The Coordinating Committee also seriously discussed a national “two car” standard because of their insight into the trade-offs between exposure and cost effective protection of human health. Ultimately, they decided that the technological expectations for mobile source improvement were so large that policies attuned to urban pollution gradients and varying intensities of health effect were unnecessary. The expected 90% drop in mobile pollutants between 1971 and 1976 emanated from the technology forcing ideas of Senators Muskie and Baker as much as from the aspirations of a young EPA staff. In Somerville at that same time, studies preceding the construction of I93 projected very high Lead exposures, very high CO exposures and very high PM exposures. Although these anticipated highway exposures far exceeded any reasonable health standards, the concerns were rationalized away based on lack of proven connection between lead in the air and children’s neurological development, as well as the very ambitious 90% pollution reductions expected from catalysts and other vehicular technology.
The local air improvements predicted in the 1970s did not come to pass at the levels anticipated. We easily may have had 500 excess heart attack and lung cancer deaths here since the completion of I93.

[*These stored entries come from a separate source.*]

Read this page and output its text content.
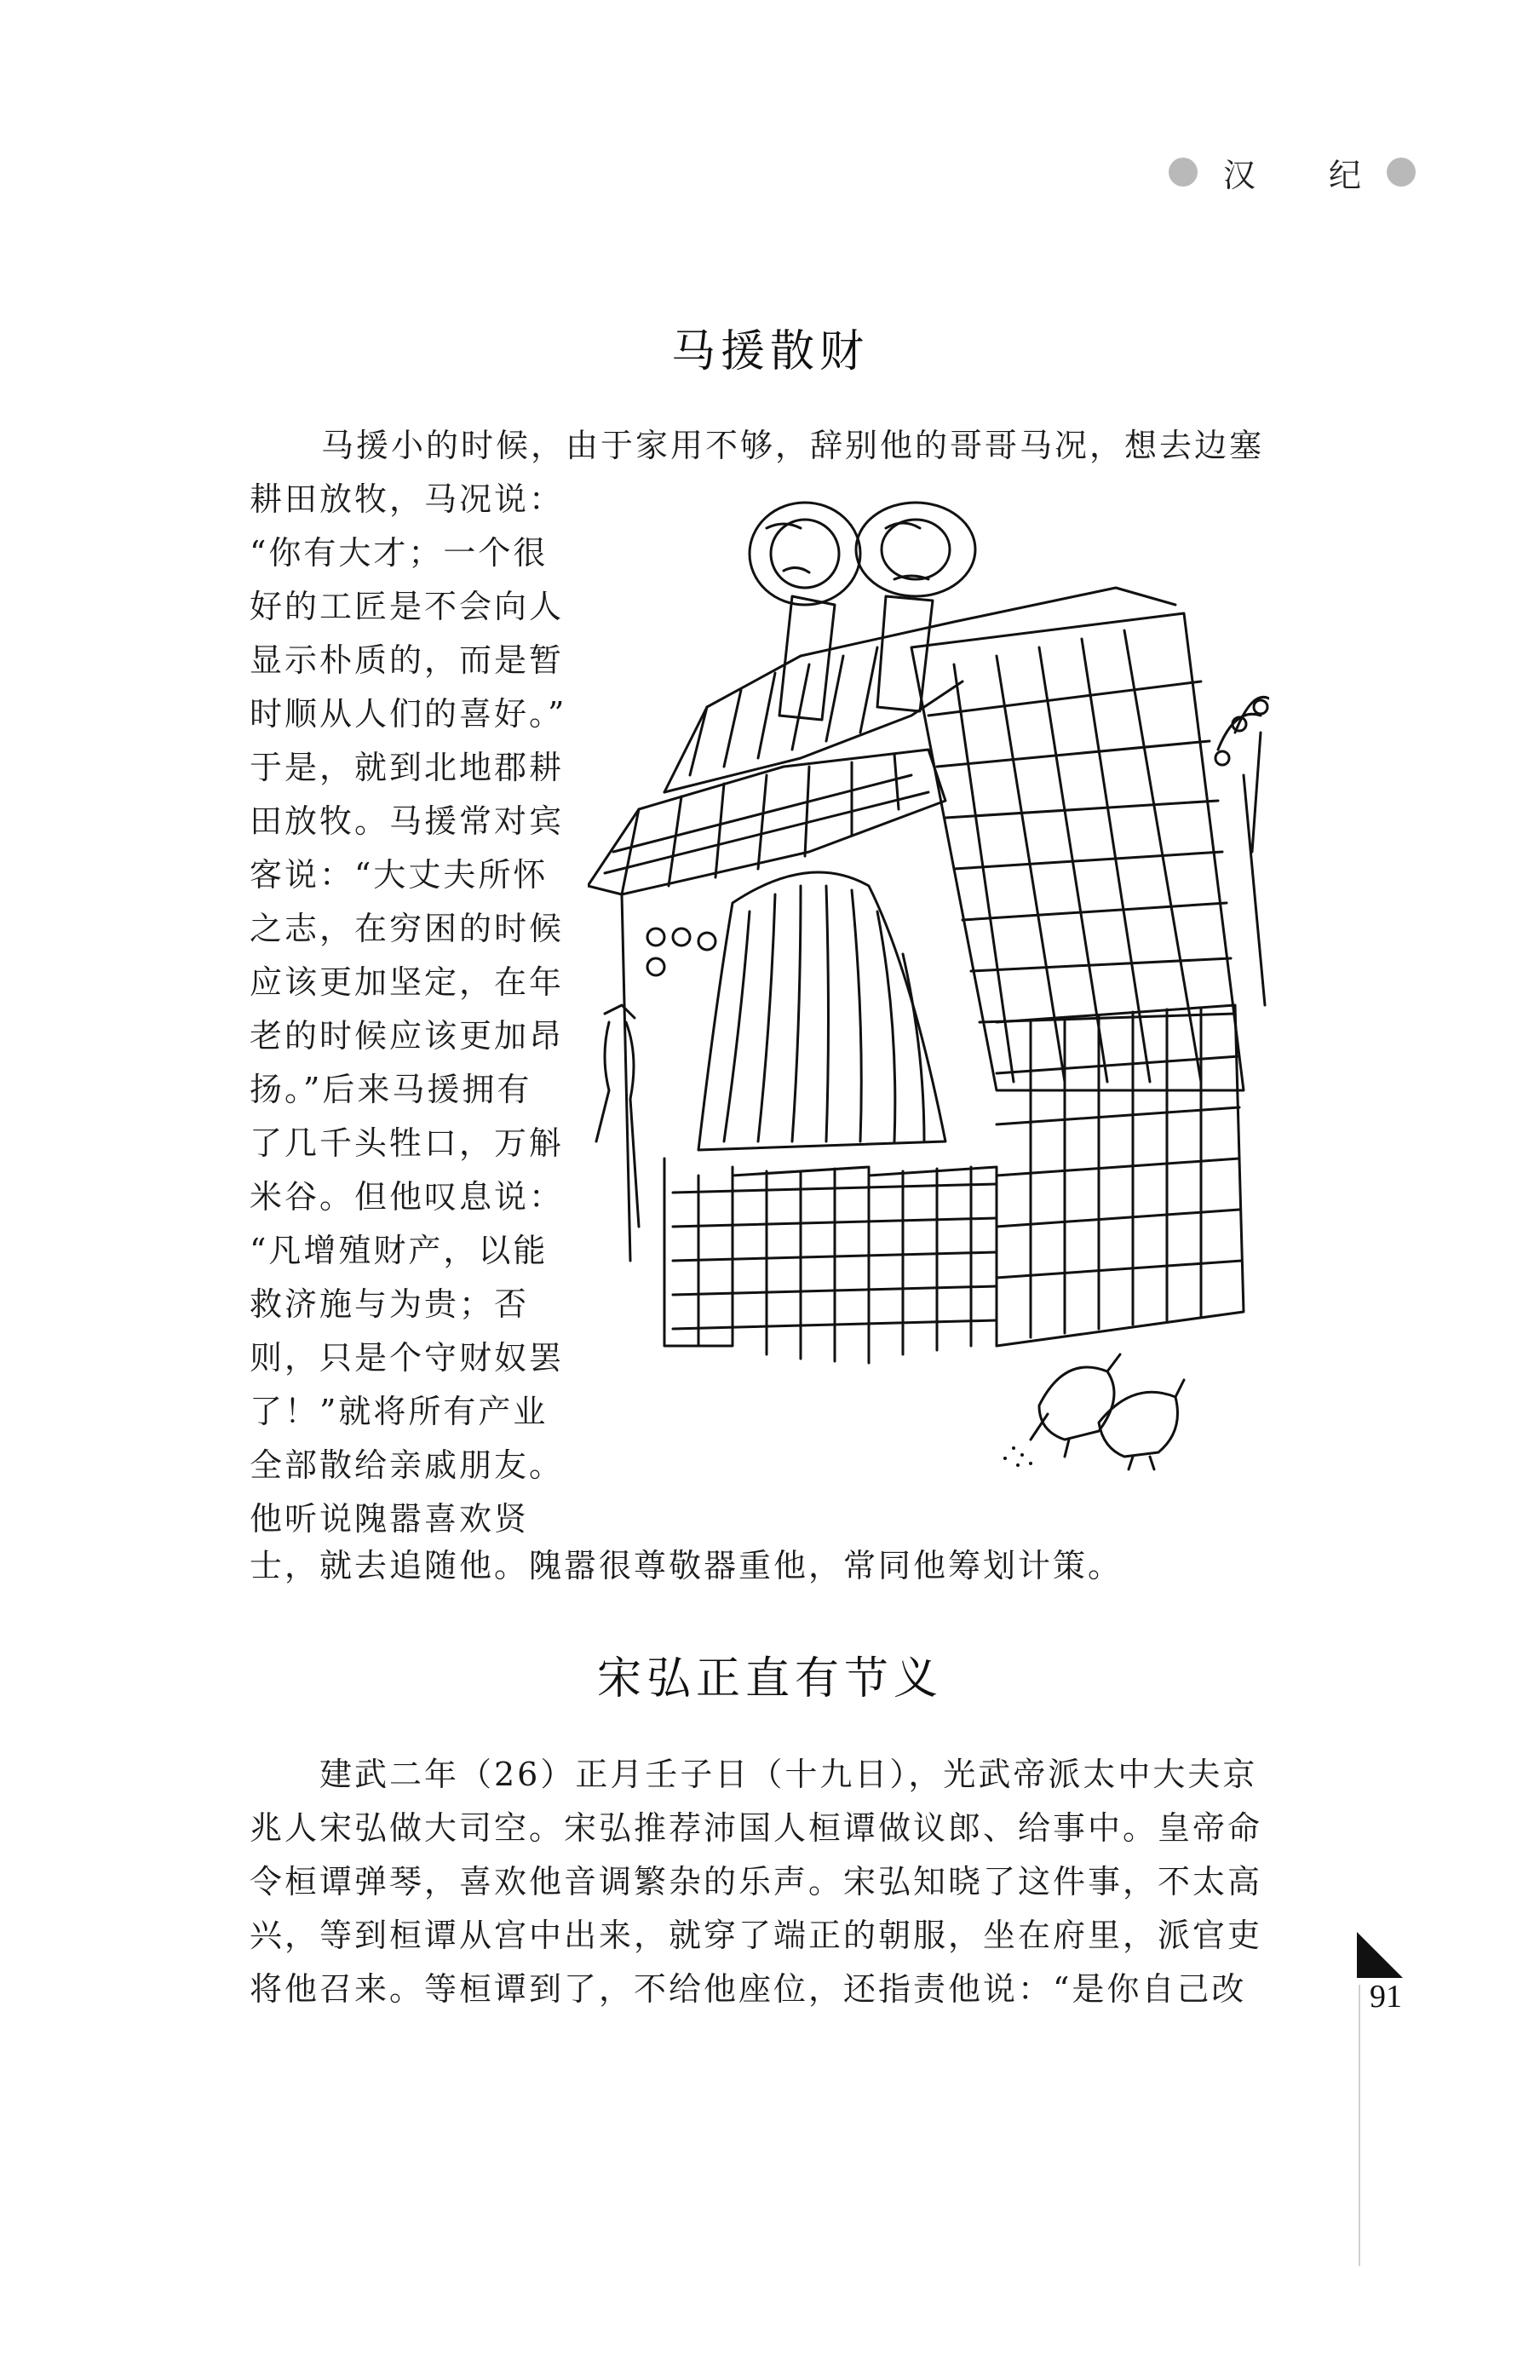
汉 纪
马援散财
马援小的时候，由于家用不够，辞别他的哥哥马况，想去边塞
耕田放牧，马况说：
“你有大才；一个很
好的工匠是不会向人
显示朴质的，而是暂
时顺从人们的喜好。”
于是，就到北地郡耕
田放牧。马援常对宾
客说：“大丈夫所怀
之志，在穷困的时候
应该更加坚定，在年
老的时候应该更加昂
扬。”后来马援拥有
了几千头牲口，万斛
米谷。但他叹息说：
“凡增殖财产，以能
救济施与为贵；否
则，只是个守财奴罢
了！”就将所有产业
全部散给亲戚朋友。
他听说隗嚣喜欢贤
士，就去追随他。隗嚣很尊敬器重他，常同他筹划计策。
宋弘正直有节义
　　建武二年（26）正月壬子日（十九日），光武帝派太中大夫京
兆人宋弘做大司空。宋弘推荐沛国人桓谭做议郎、给事中。皇帝命
令桓谭弹琴，喜欢他音调繁杂的乐声。宋弘知晓了这件事，不太高
兴，等到桓谭从宫中出来，就穿了端正的朝服，坐在府里，派官吏
将他召来。等桓谭到了，不给他座位，还指责他说：“是你自己改	91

As we look around today there are many arenas of environmental, transportation and land use policy that should be providing mitigation for these serious health issues and preventing any exacerbation, but few are. The Mobile Source Air Toxic arena has been a huge disappointment, in part because the 1996 NATA assumptions for highway emissions are off by 100 â two orders of magnitude â due to equal weighting of all roadway miles, with cul-de-sacs and interstates treated the same. NATA 1999 will be a little better, but not much. Zoning laws here do not protect the health and welfare of renters, who have no standing in Massachusetts and many other states, even though renters are a majority of our local population. Transportation conformity analyses are supposed to identify underlying and systemic health disparities but really only look at significant new projects and at regional (rather than local) emissions inventories in states which have ozone violations but are in attainment for PM.
You really are our best hope for stricter new standards and for attention to near source health effects.